2004 PARZEN PRIZE FOR STATISTICAL INNOVATION
to be awarded by
TEXAS A&M UNIVERSITY
DEPARTMENT OF STATISTICS
to
JEROME H. FRIEDMAN
March 1, 2004, 4:00 pm, Chemistry, Room 100
The 2004 EMANUEL
AND CAROL PARZEN PRIZE FOR STATISTICAL INNOVATION will be proudly awarded to
JEROME H. FRIEDMAN, Professor of Statistics at Stanford University, by the
Department of Statistics at Texas A&M University. The prize ceremony is on Monday, March 1, 2004 at 4:00 pm, in the Chemistry Building, Room 100.
Professor Friedman will present a popular lecture entitled
“GRADIENT DIRECTED REGULARIZATION FOR LINEAR REGRESSION AND CLASSIFICATION.”
He will describe his exciting research on linear modeling using novel strategies.
The Parzen Prize for Statistical Innovation is awarded (in April of even numbered years) to North American statisticians who have made outstanding and influential contributions to the development of applicable and innovative statistical methods. The prize has been established to reduce the sparsity of prestigious awards and prizes that recognize outstanding careers in the discipline and profession of statistics. The Parzen Prize for Statistical Innovation is supported by the Emanuel and Carol Parzen Fund which was established as an endowment at the Texas A&M Development Foundation in honor of the 65th birthday on April 21, 1994 of Emanuel Parzen, Distinguished Professor of Statistics at Texas A&M University. Members of the Committee awarding the Prize for 1996 were R. Eubank (Texas A&M), J. Matis (Texas A&M), Marvin Zelen (Harvard), Bradley Efron (Stanford), and Grace Wahba (U of Wisconsin).
The 2004 Emanuel and Carol Prize for Statistical Innovation is awarded to Jerome H. Friedman for his significant innovations in statistical theory that have transformed practice by the creation of influential software, that have significantly influenced modern computational statistics, and that has provided seminal leadership and statistical foundations to research in Data Mining and Knowledge Discovery, Machine Learning and Statistical Learning, and Nonparametric Statistical Methods.

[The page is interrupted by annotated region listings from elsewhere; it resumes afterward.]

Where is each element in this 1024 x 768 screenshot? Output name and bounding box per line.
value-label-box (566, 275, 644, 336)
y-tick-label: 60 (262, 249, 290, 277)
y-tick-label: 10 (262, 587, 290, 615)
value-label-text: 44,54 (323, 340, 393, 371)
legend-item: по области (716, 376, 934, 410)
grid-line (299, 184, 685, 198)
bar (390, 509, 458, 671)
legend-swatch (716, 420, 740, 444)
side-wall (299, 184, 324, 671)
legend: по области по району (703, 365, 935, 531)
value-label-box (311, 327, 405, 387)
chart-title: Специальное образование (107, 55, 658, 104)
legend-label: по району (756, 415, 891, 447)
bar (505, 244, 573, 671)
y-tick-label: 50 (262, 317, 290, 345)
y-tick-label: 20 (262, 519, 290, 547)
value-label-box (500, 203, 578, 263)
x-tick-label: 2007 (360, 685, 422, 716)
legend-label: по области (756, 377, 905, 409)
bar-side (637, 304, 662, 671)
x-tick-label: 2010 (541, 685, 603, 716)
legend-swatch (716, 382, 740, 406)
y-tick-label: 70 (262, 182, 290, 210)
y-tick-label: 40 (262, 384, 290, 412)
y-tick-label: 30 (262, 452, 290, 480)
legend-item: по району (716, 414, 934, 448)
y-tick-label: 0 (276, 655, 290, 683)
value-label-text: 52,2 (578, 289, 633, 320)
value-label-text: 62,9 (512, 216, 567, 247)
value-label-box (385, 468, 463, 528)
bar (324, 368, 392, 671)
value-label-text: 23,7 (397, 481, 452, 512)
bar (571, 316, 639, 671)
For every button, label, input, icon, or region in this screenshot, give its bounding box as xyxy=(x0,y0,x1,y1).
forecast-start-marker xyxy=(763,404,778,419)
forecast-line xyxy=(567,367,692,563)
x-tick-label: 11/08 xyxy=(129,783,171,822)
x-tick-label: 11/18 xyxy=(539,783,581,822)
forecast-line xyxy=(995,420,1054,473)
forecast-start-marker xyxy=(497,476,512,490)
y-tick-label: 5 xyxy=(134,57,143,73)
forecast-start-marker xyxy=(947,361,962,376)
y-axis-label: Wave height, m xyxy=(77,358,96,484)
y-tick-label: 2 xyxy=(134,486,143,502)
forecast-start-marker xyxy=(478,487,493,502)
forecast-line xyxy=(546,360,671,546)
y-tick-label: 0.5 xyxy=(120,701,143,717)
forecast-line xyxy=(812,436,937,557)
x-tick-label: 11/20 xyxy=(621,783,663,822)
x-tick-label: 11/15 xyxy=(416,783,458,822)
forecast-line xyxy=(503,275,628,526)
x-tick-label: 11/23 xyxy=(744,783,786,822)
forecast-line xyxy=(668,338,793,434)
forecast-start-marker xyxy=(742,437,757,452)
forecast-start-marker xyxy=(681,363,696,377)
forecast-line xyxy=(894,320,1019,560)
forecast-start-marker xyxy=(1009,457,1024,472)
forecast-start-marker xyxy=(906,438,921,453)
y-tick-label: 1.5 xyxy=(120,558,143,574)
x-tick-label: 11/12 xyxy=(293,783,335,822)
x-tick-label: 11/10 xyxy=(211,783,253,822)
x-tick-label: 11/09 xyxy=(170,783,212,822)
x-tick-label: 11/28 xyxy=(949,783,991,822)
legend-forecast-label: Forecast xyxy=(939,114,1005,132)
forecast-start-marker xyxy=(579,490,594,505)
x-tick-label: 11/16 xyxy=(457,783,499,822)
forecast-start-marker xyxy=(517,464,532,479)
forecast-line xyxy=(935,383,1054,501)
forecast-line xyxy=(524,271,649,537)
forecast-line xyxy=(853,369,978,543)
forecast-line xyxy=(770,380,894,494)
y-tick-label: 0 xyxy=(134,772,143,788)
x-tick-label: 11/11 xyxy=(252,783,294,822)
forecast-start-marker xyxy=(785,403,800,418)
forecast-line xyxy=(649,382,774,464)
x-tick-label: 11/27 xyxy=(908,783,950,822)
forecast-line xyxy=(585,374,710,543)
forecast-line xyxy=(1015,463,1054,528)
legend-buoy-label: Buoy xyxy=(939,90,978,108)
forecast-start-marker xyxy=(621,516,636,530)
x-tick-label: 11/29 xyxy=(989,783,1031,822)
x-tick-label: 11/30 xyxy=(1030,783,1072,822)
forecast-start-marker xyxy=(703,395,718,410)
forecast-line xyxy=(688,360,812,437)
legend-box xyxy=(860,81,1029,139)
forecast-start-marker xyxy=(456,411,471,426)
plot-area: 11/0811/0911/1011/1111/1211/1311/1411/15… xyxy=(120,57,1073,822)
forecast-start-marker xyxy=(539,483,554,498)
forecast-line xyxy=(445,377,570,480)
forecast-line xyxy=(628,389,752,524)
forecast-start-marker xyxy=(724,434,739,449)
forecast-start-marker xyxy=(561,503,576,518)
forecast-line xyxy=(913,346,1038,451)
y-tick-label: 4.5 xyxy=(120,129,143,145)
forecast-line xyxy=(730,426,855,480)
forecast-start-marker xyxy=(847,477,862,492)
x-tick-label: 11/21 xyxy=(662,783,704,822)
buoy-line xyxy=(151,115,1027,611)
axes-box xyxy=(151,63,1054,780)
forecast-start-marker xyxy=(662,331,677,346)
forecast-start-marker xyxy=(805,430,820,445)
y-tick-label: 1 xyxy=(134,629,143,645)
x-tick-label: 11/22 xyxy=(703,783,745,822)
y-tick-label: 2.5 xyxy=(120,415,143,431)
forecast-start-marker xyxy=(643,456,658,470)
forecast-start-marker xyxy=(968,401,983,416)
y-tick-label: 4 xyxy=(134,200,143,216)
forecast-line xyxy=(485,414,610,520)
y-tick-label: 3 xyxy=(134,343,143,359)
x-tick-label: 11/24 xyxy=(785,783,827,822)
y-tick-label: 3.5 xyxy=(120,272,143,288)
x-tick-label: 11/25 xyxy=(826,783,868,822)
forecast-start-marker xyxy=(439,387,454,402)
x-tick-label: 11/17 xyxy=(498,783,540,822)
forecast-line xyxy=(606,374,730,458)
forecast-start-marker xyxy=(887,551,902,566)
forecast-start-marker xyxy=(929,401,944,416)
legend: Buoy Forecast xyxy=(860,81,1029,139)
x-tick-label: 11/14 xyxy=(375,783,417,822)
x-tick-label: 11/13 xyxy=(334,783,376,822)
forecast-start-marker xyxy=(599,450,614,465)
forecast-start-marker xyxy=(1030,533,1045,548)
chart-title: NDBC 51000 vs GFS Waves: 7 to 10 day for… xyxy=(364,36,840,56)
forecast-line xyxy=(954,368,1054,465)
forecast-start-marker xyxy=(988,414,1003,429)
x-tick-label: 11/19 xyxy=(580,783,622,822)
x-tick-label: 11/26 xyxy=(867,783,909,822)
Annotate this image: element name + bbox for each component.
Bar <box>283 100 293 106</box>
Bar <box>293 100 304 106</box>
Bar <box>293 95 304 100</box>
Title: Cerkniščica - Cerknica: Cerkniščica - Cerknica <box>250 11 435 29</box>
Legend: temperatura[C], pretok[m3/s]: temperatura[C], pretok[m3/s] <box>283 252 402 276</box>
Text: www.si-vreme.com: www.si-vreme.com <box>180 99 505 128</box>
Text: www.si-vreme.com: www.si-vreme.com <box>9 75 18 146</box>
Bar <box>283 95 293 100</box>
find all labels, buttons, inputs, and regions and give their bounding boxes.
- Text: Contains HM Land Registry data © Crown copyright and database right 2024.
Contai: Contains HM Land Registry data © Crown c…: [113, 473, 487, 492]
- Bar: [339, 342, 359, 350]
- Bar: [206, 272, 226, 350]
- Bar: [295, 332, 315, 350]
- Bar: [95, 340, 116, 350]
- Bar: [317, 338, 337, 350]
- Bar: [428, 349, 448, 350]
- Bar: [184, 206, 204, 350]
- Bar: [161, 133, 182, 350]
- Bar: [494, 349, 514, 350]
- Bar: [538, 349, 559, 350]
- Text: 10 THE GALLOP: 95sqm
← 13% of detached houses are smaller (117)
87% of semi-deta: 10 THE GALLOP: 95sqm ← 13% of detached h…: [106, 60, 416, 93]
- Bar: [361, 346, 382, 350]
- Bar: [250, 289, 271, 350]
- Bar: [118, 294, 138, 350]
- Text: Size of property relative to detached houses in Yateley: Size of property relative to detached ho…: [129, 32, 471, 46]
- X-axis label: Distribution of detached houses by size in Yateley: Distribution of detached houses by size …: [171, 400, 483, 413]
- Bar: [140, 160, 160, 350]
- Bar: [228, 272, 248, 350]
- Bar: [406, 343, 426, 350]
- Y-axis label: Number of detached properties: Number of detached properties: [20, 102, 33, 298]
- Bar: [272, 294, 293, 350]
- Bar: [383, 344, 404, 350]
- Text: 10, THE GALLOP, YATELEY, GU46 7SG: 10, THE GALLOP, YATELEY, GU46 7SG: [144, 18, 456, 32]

Jerome Friedman is an influential educator, author, journal editor, practitioner, and collaborator in research with many scientists. He has had many outstanding Ph.D. students. He serves the national statistical community with distinction and dedication. Jerome Friedman received his Ph.D. in Physics from the University of California, Berkeley in 1967, and has been a Professor of Statistics at Stanford since 1982.
Professor Friedman is internationally recognized as a world class pioneer in the theory and practice of computational statistics and data science. He has contributed a remarkable array of topics and methodologies to data mining and machine learning, written many expository articles and books (and given an extraordinary number of invited talks) relating data mining and machine learning to statistical foundations, and pioneered and implemented new methodologies including CART, MARS, PRIM, PPR, MART, and Gradient Boosting.
Emanuel Parzen is Distinguished Professor of Statistics at Texas A&M University. In 1994 he was awarded the Samuel S. Wilks Memorial Medal of the American Statistical Association “for outstanding research in Time Series Analysis, especially for his innovative introduction of reproducing kernel spaces, spectral analysis and spectrum smoothing; for pioneering contributions in quantile and density quantile functions and estimation; for unusually successful and influential textbooks in Probability and Stochastic Processes; for excellent and enthusiastic teaching and dissemination of statistical knowledge; and for a commitment to service on Society Councils, Government Advisory Committees, and Editorial Boards.”